The USA claims an exceptional role in world affairs, uniquely defining its national interest as more or less synonymous with that of the international community as a whole. Its liberal advocates concur: ‘America’s national interest … offers the closest match there is to a world interest’ (Emmott, 2002, p.10). It is the only country with an ‘ism’ attached to its name (Prestowitz, 2003).
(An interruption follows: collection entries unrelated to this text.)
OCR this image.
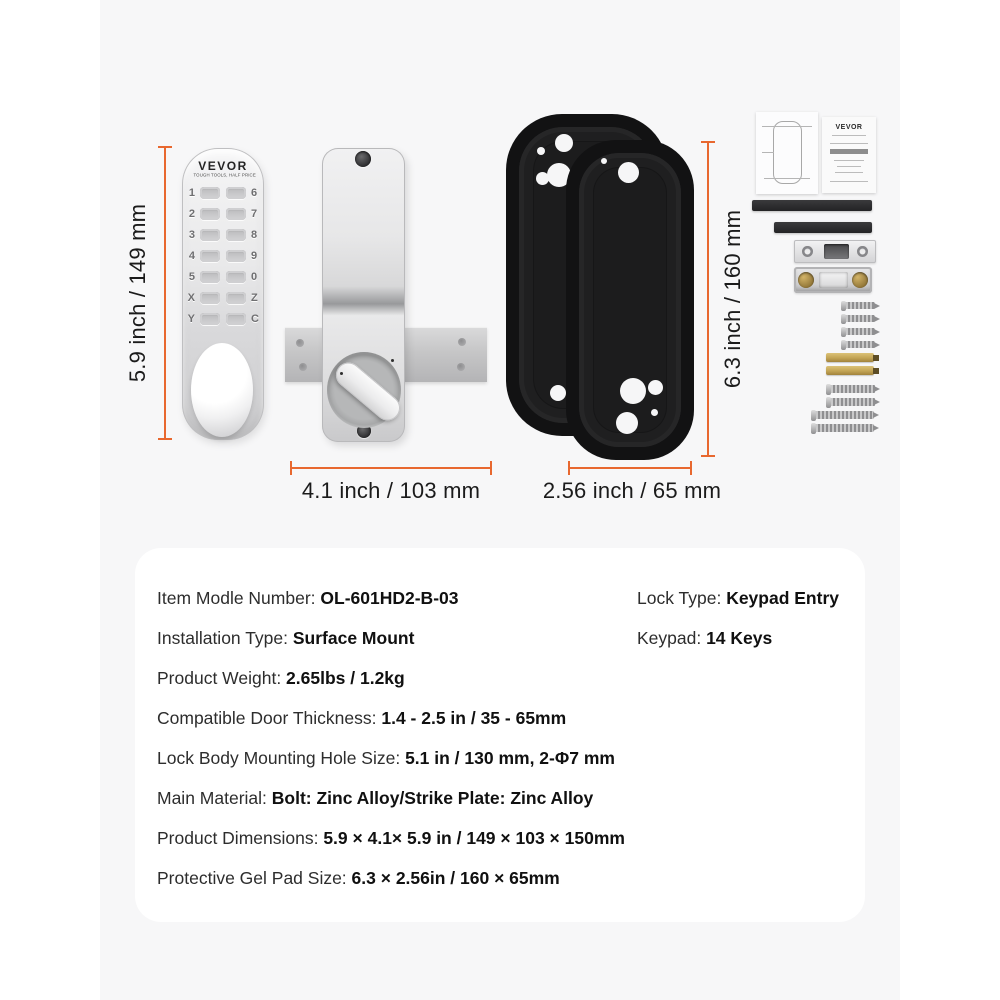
5.9 inch / 149 mm
VEVOR
TOUGH TOOLS, HALF PRICE
1	6
2	7
3	8
4	9
5	0
X	Z
Y	C
4.1 inch / 103 mm
6.3 inch / 160 mm
2.56 inch / 65 mm
VEVOR
Item Modle Number: OL-601HD2-B-03
Installation Type: Surface Mount
Product Weight: 2.65lbs / 1.2kg
Compatible Door Thickness: 1.4 - 2.5 in / 35 - 65mm
Lock Body Mounting Hole Size: 5.1 in / 130 mm, 2-Φ7 mm
Main Material: Bolt: Zinc Alloy/Strike Plate: Zinc Alloy
Product Dimensions: 5.9 × 4.1× 5.9 in / 149 × 103 × 150mm
Protective Gel Pad Size: 6.3 × 2.56in / 160 × 65mm
Lock Type: Keypad Entry
Keypad: 14 Keys
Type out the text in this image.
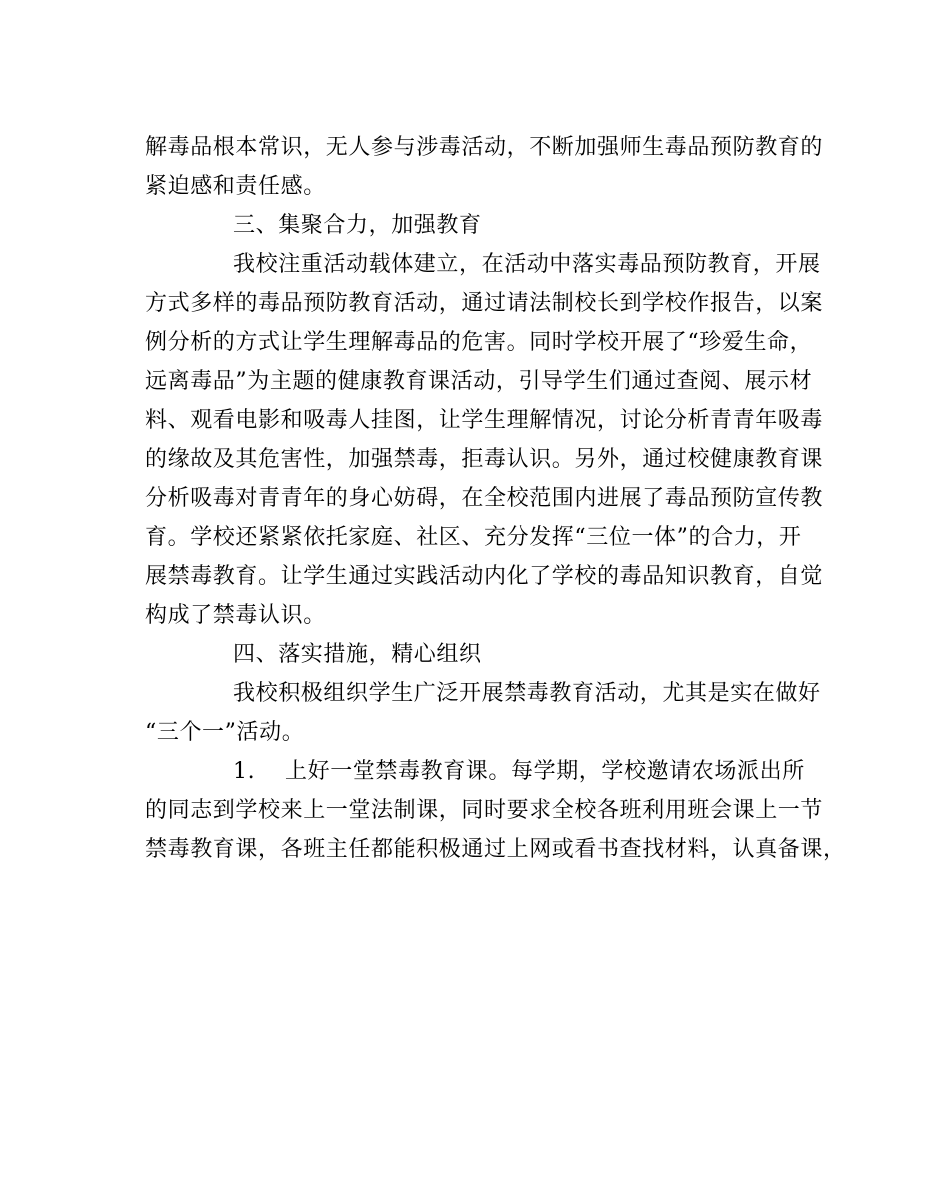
解毒品根本常识，无人参与涉毒活动，不断加强师生毒品预防教育的

紧迫感和责任感。

三、集聚合力，加强教育

我校注重活动载体建立，在活动中落实毒品预防教育，开展

方式多样的毒品预防教育活动，通过请法制校长到学校作报告，以案

例分析的方式让学生理解毒品的危害。同时学校开展了“珍爱生命，

远离毒品”为主题的健康教育课活动，引导学生们通过查阅、展示材

料、观看电影和吸毒人挂图，让学生理解情况，讨论分析青青年吸毒

的缘故及其危害性，加强禁毒，拒毒认识。另外，通过校健康教育课

分析吸毒对青青年的身心妨碍，在全校范围内进展了毒品预防宣传教

育。学校还紧紧依托家庭、社区、充分发挥“三位一体”的合力，开

展禁毒教育。让学生通过实践活动内化了学校的毒品知识教育，自觉

构成了禁毒认识。

四、落实措施，精心组织

我校积极组织学生广泛开展禁毒教育活动，尤其是实在做好

“三个一”活动。

1. 上好一堂禁毒教育课。每学期，学校邀请农场派出所

的同志到学校来上一堂法制课，同时要求全校各班利用班会课上一节

禁毒教育课，各班主任都能积极通过上网或看书查找材料，认真备课，
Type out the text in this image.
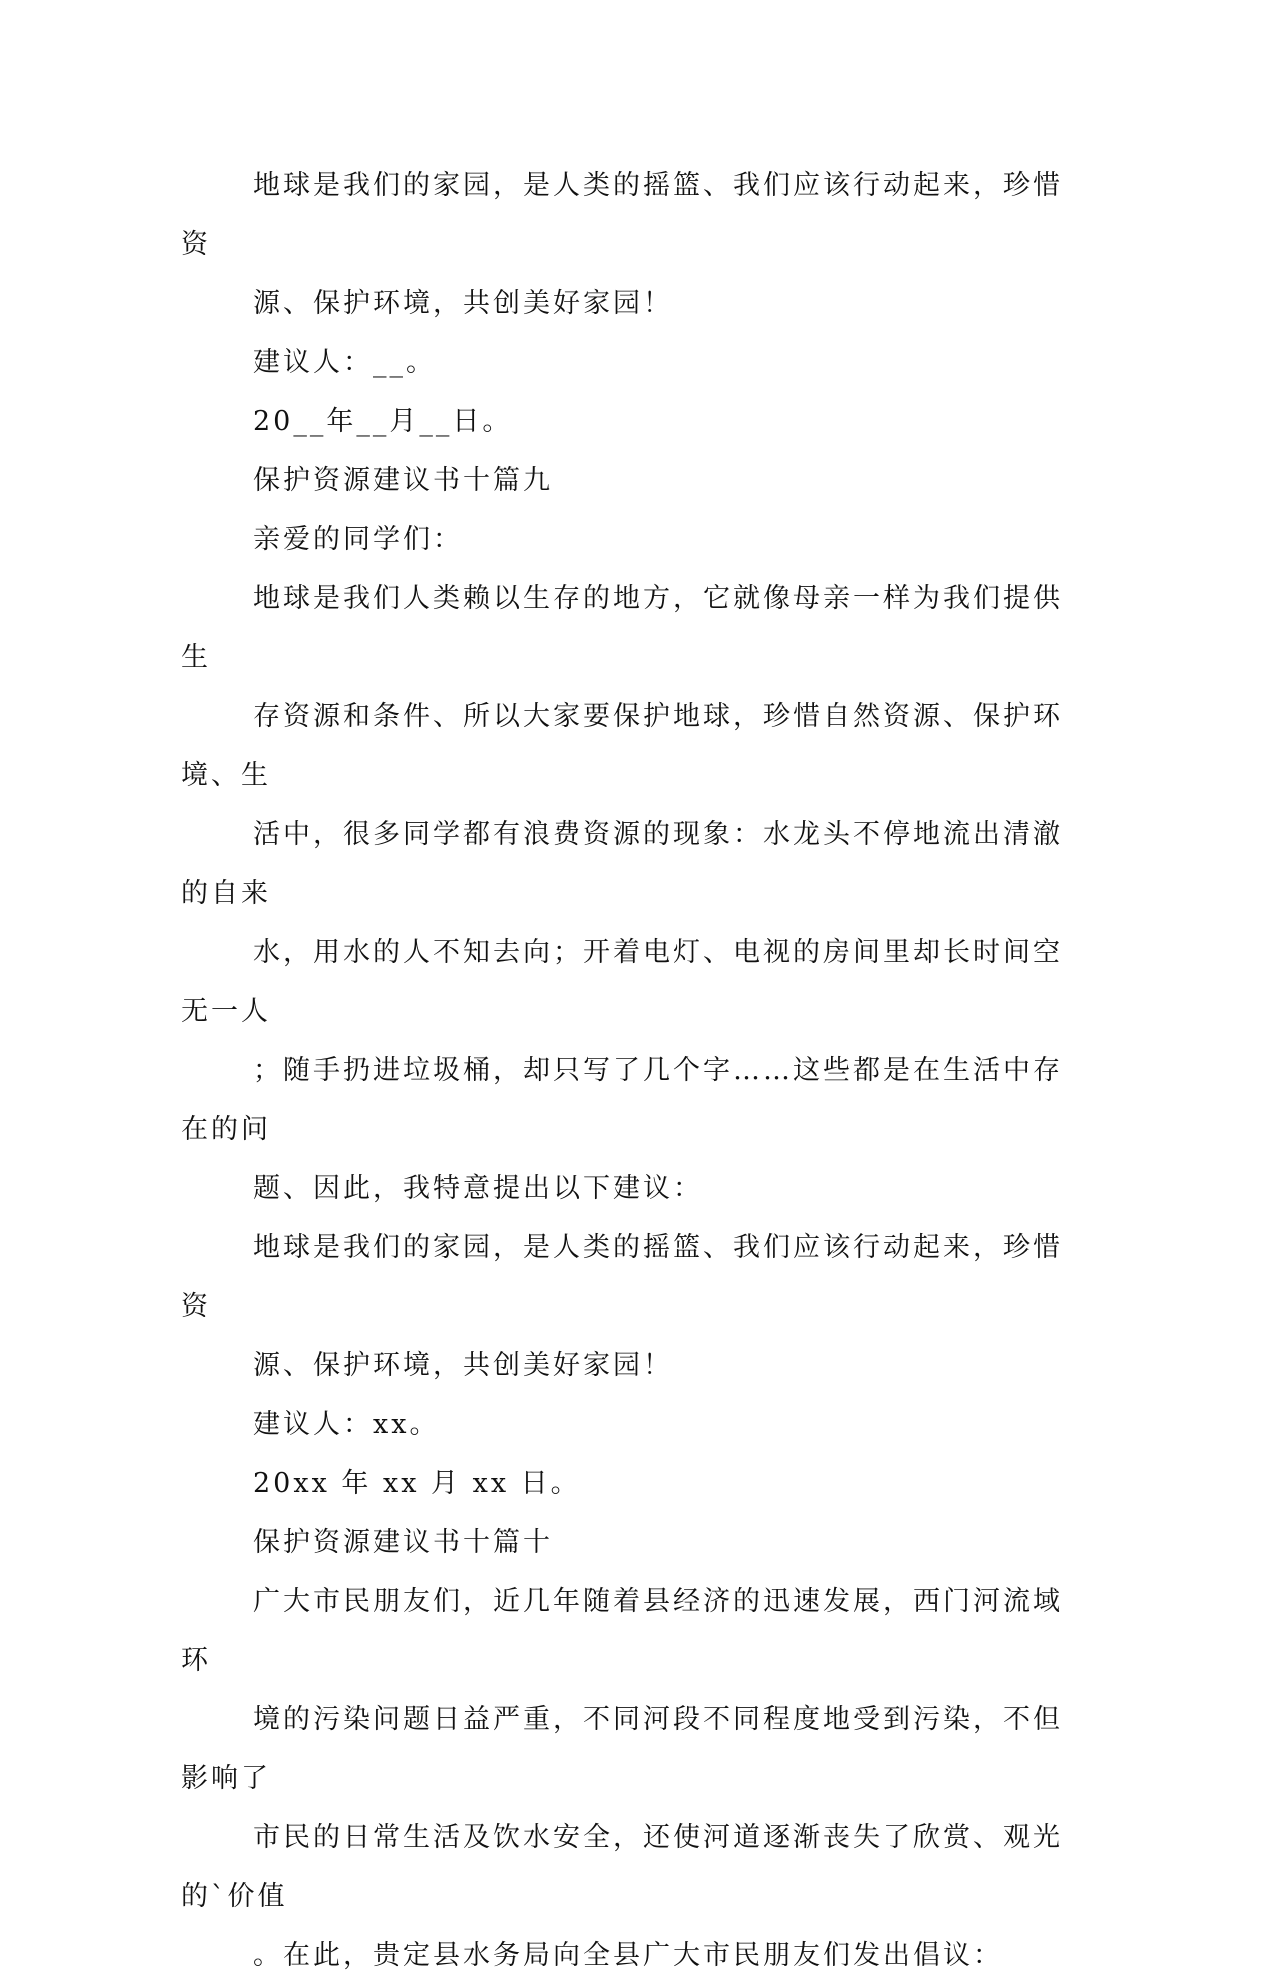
地球是我们的家园，是人类的摇篮、我们应该行动起来，珍惜资
源、保护环境，共创美好家园！

建议人：__。

20__年__月__日。

保护资源建议书十篇九

亲爱的同学们：

地球是我们人类赖以生存的地方，它就像母亲一样为我们提供生
存资源和条件、所以大家要保护地球，珍惜自然资源、保护环境、生
活中，很多同学都有浪费资源的现象：水龙头不停地流出清澈的自来
水，用水的人不知去向；开着电灯、电视的房间里却长时间空无一人
；随手扔进垃圾桶，却只写了几个字……这些都是在生活中存在的问
题、因此，我特意提出以下建议：

地球是我们的家园，是人类的摇篮、我们应该行动起来，珍惜资
源、保护环境，共创美好家园！

建议人：xx。

20xx 年 xx 月 xx 日。

保护资源建议书十篇十

广大市民朋友们，近几年随着县经济的迅速发展，西门河流域环
境的污染问题日益严重，不同河段不同程度地受到污染，不但影响了
市民的日常生活及饮水安全，还使河道逐渐丧失了欣赏、观光的`价值
。在此，贵定县水务局向全县广大市民朋友们发出倡议：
Why does the USA claim such an exceptional international role?
To answer this, we need to go back to the historical development of the USA itself. The formation of the USA was a result of the networks of trade, people, settlement and ideas that circulated in the Atlantic economy, linking north-west Europe, the Americas and Africa during the seventeenth and eighteenth centuries. After thirteen colonies gained independence from Britain in the American Revolution of 1776, the subsequent development of the USA was in part an indirect continuation of that process of European expansion into the non-European world – both globalising and imperial.
At the same time, however, US expansion was defined as anti-colonial rather than colonial, republican rather than monarchical, the New World rather than the old European order. Unlike the major European states, the USA became a major power more or less without a formal empire. Rather, independence cleared the way for westward expansion and settlement, and ‘the whole internal history of US imperialism was one vast process of territorial seizure and occupation’ (Stedman Jones, 1972, p.217).
It was only by presenting this ‘internal colonialism’ as an expansion into uninhabited or freely alienated lands that the American ideology of ‘exceptionalism’ could take root. Yet among the overwhelmingly European majority of the population, such an idea did strike a deep chord. The ideology of exceptionalism encompasses two sets of ideas:
- That the USA is uniquely fortunate in having escaped the patterns of historical development characteristic of the old order in Europe, and in being able to create anew a society based on security, liberty and justice.
- That it is an exemplary power, representing a model that is universally applicable to the rest of humankind.
In this way, the USA has been able to present its national interest as simultaneously unique and universal, as entirely consistent with a form of cosmopolitan internationalism.
The consolidation of the sovereignty of the Union after the Civil War of 1861–65 and the development of the national market, based on federal transfers of land to private ownership, laid the basis for the later development of a mass society: the USA pioneered the culture of mass consumption as well as the consumption of mass culture, both of which were based in mass production, or what foreigners simply called Americanism. [Americanism. Americanism refers to the combination of mass production, a culture of mass consumption and the mass consumption of culture pioneered by American capitalist society.]
The age of mass destruction followed shortly after as the USA led the combination of the mass production of high-explosive weapons and massive increases in the mobility of their means of delivery. This is what a ‘superpower’ originally meant, defined by William Fox (1944) as ‘great power plus great mobility of power’.